As a shaggy dog tale, it doesn't get much better. The dogs practically luminesce in the gorgeous, precise prose with which Wroblewski conjures them. He is equally good at describing the dogs' physical characteristics ("He was moving in a strangely light-footed way for such a solidly constructed dog, lifting and dropping his paws as if suspended by invisible strings and merely paddling along for steering.") and their inner lives ("For she was not without her own selfish desires: to hold things motionless, to measure herself against them and find herself present, to know that she was alive precisely because he needn't acknowledge her in casual passing; that utter constancy might prevail if she attended the world so carefully.").
But as the book jacket hints, The Story of Edgar Sawtelle is really two stories superimposed upon one another. The slow-moving chronicle of Edgar's boyhood among the dogs and his education in dog training gives way to a fast-paced, deeply melodramatic, magical realist, murder mystery when his father dies unexpectedly and his uncle woos his mother. This is a strange pairing indeed: Lassie meets Hamlet, complete with the dead father's return as a ghost. I'm not sure what made Wrobewksi think that he could retell one of the English language's most canonical pieces of literature as a dog story, but it works. It works because Wroblewski believes so unfailingly in his own story and plunges into it with the unquestioning eagerness of one of his own canine characters.

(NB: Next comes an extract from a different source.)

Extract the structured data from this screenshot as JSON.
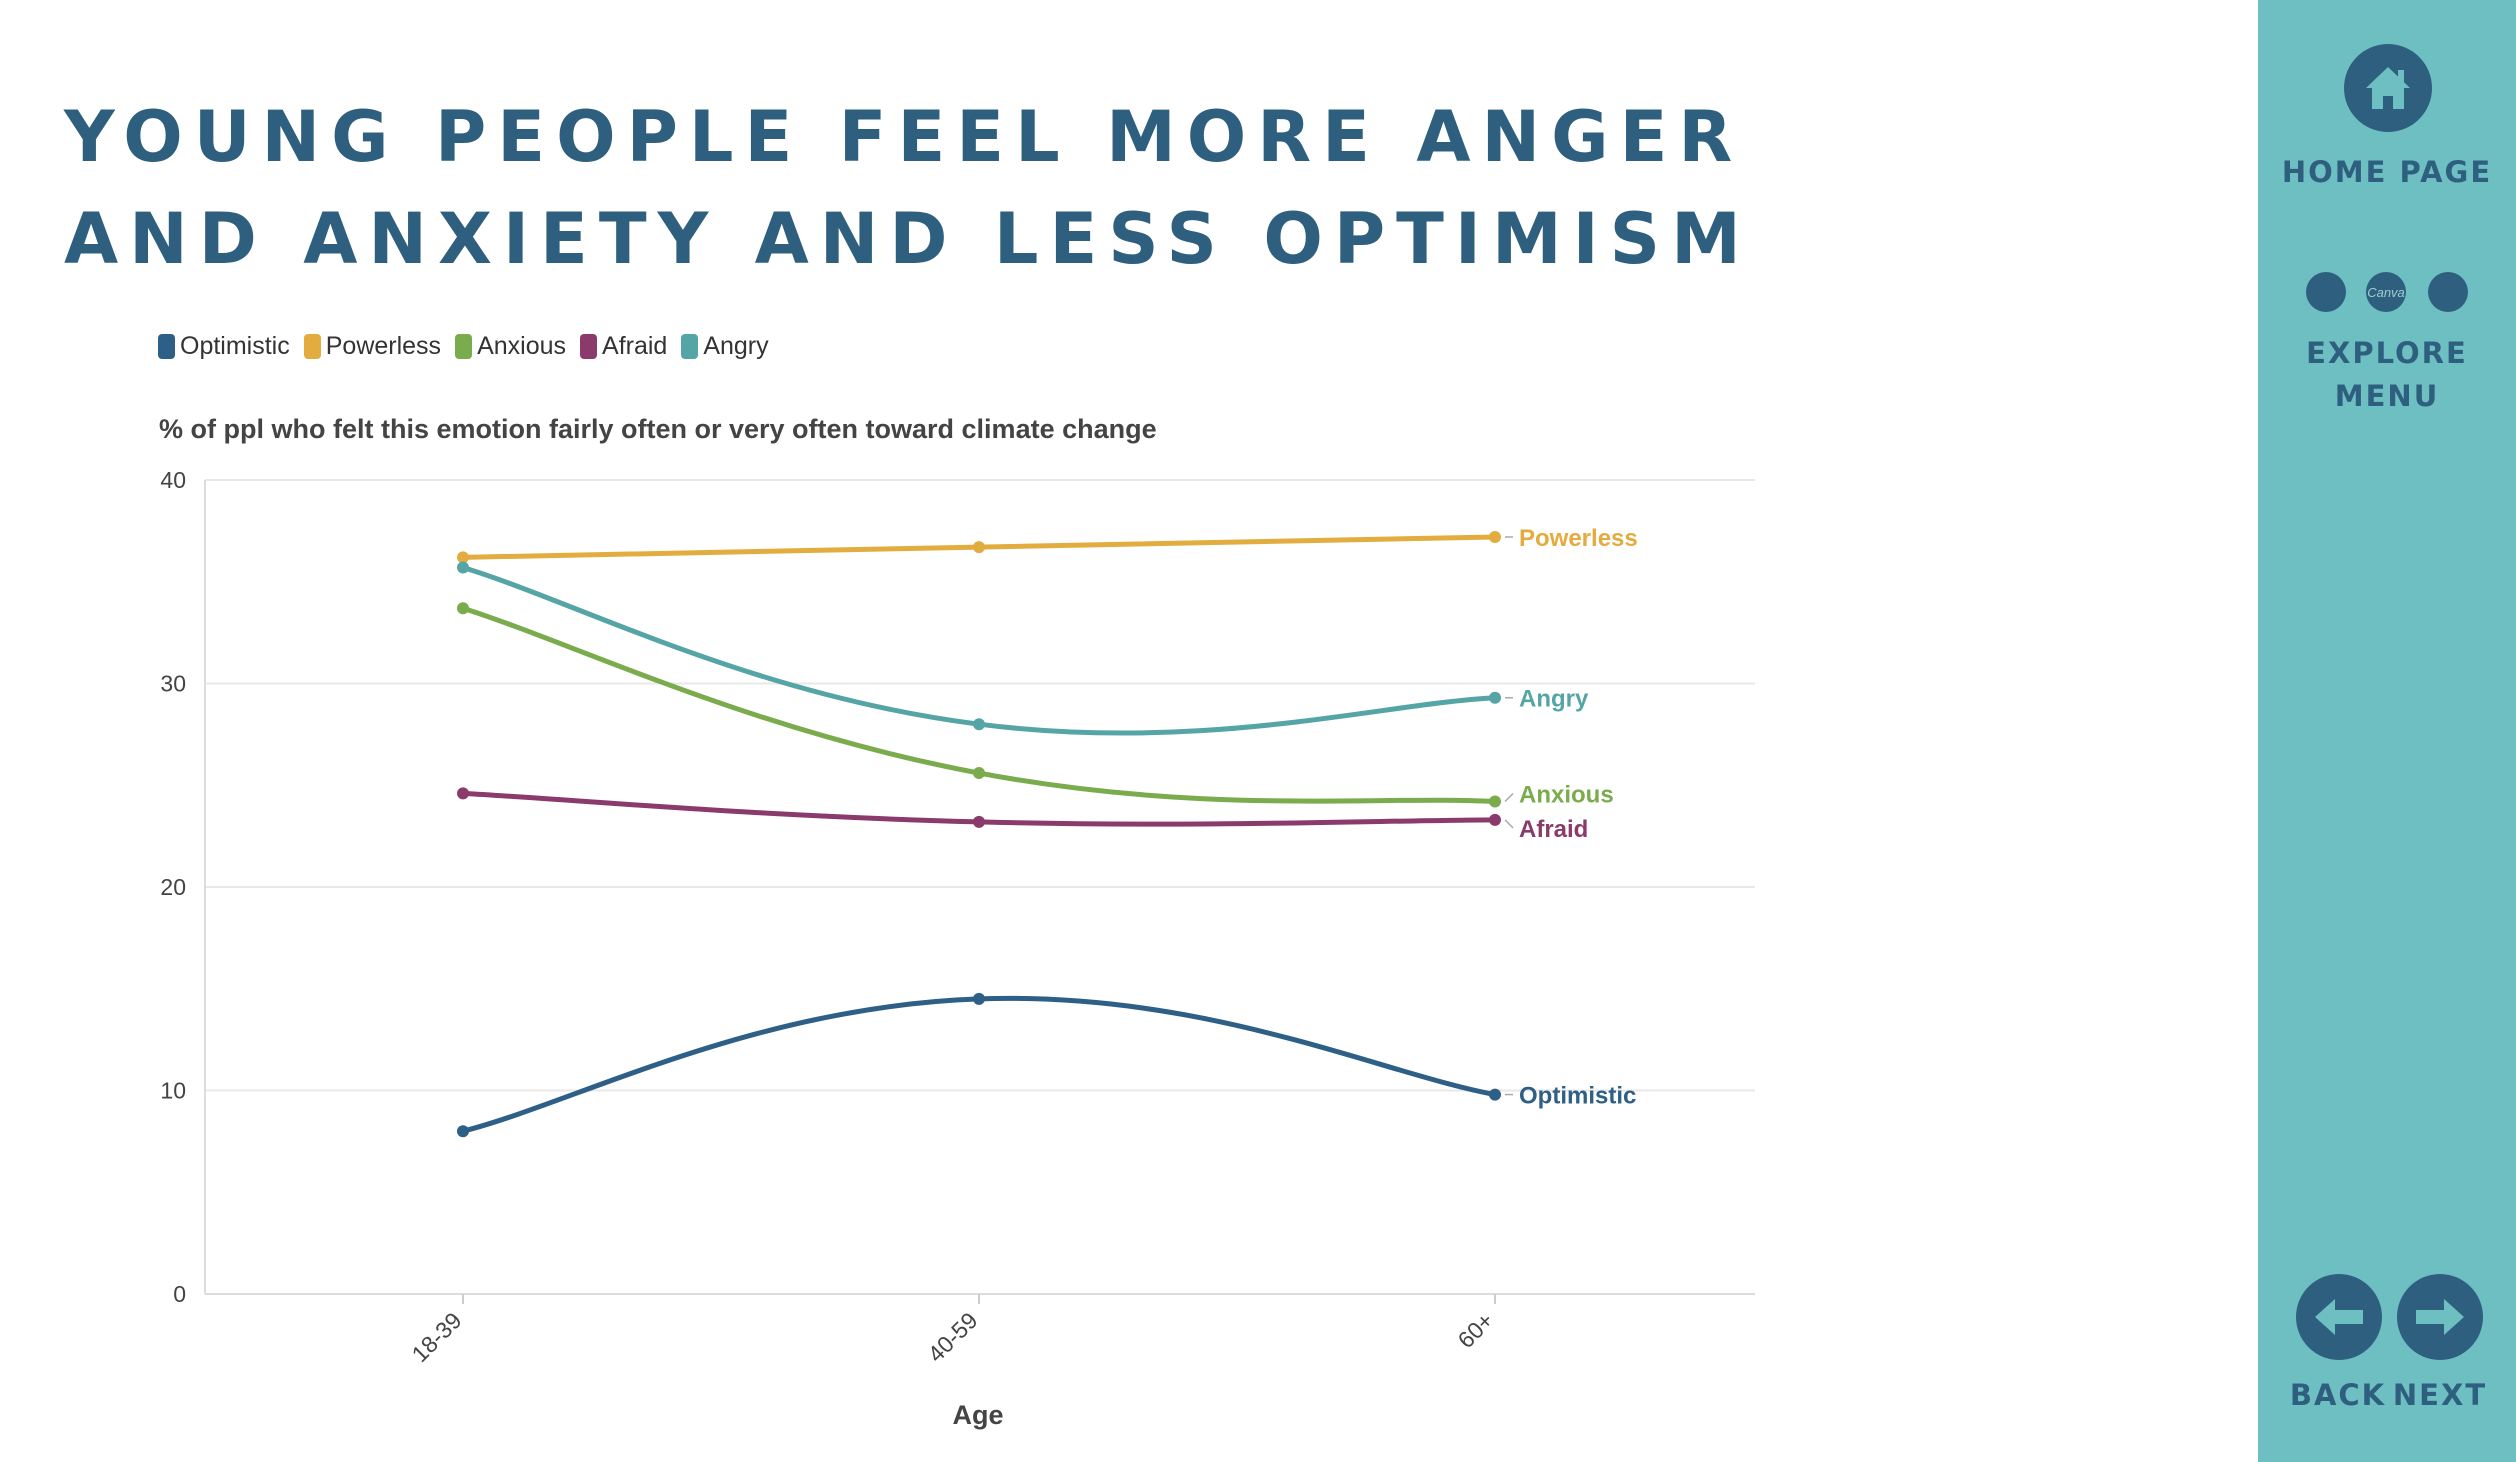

But as a shaggy dog tale, it could have used a quick grooming. Edgar almost never feels like a child, just as the setting never really feels like the 1950s. Wroblewski trades specificity for suggestiveness so often that his story blurs at the edges, like the soft-focus painting on the book cover. There are several plot pointsEdgar's fascination with the unexplained Starchild Colony in Canada, a voluble ghost in a taciturn man's shedthat never go anywhere. But these burrs are easily overlooked, because there is nothing as pleasurable as starting out the summer with a big, fat book, and The Story of Edgar Sawtelle justifies its own length and heft.
Dog lovers will take to this book like, well, like a retriever to water (beware, though, that you may come away feeling badly about treating your own dog like a pet rather than a glowingly, steadfastly sentient being). Yet the book also transcends its subject matter, and anyone who loves a good yarn, one that confidently soars well past the borders of believability, will take to it as welland might even find themselves with the urge to head down to their local animal shelter.